Solar cells (photovoltaic cells) convert the energy of the sun into electricity.

Whether they’re embedded in your calculator, laying on the roof of your house, or orbiting the earth on a satellite, they rely on the same principle –  the photoelectric effect.

This is the ability of a material object to emit electrons after being struck by light.

Silicon has some of the properties of metals as well as some of the properties of electrical insulators.

It is what we refer to as a semiconductor.

For these reasons, it is a critical component of solar cells.

Making Electricity

Sunlight is made of wave or particles we call photons.

Photons are emitted by the sun and pretty much provide all of the power used on Earth. When photons strike a silicon atom, electrons are released. These electrons can be used as energy to provide, for example, power for machines.
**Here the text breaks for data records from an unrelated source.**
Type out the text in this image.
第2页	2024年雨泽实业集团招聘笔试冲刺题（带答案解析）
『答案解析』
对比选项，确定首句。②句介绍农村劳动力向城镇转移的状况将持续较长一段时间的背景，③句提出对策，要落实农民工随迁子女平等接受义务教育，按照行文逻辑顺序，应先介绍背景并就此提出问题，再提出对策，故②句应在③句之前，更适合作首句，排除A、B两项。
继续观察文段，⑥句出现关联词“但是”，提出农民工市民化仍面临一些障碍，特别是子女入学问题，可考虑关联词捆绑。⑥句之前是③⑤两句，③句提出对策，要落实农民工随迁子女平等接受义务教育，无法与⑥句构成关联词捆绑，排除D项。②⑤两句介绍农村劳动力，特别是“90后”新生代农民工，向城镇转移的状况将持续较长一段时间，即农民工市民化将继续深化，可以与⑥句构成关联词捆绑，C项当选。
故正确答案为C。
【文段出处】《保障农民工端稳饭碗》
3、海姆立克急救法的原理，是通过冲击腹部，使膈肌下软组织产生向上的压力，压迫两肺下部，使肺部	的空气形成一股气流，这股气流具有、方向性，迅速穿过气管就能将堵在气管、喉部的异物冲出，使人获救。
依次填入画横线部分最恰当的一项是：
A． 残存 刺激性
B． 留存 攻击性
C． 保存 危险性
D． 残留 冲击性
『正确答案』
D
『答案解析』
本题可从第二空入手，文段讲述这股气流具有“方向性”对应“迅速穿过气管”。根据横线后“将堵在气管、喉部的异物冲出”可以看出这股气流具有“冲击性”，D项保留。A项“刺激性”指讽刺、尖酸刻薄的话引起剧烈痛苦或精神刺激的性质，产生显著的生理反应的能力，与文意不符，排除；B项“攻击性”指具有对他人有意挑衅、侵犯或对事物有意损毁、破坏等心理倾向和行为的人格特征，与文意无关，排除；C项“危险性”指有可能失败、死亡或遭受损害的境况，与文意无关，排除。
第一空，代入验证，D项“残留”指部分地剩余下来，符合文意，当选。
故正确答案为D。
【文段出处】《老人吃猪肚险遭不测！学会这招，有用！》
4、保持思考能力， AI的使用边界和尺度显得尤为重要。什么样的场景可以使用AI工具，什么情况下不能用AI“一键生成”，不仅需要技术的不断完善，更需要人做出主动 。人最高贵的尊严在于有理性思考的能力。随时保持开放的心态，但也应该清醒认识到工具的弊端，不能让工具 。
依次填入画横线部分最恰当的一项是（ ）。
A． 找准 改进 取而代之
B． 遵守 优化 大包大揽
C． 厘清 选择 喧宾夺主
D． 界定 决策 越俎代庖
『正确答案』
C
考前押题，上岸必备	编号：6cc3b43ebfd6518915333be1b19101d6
But this is only part of what solar cells do. It then has to funnel these loose electrons into a stream, or an electric current.This is done by creating an imbalance in the cell.

Electricity does not “like” imbalances, and so, it moves to overcome the imbalance. By manipulating this property of electricity, we can use solar cells to channel the electrons it has collected into an electrical system, or to charge a battery.

Internal Organization

It is the internal organization of silicon that makes it possible to create this imbalance and compel electrons to move in the direction we wish it to move.

Silicon atoms are densely packed in a tightly bound formation. By forcing small amounts of other substances into the structure of the silicon, we can create two types of silicon - n-type and p-type.

N-type silicon has a surplus of electrons while p-type has a deficit of electrons. In this situation, we have the needed imbalance to compel an electric current to move in the direction we wish it to move.

By placing these two types of silicon side by side within solar cells, we cause electrons that are shaken loose by photons to move into the p-type silicon. The electrons fill the gaps in the p-type silicon causing the n-type to become positively charged while the p-type becomes negatively charged.

We have now created an electric field within the cell.

The insulating properties of silicon allow it to maintain the imbalance. As photons break more electrons free, this electric field will move the electrons along tidily in a flow which becomes an electric current to generate valuable energy.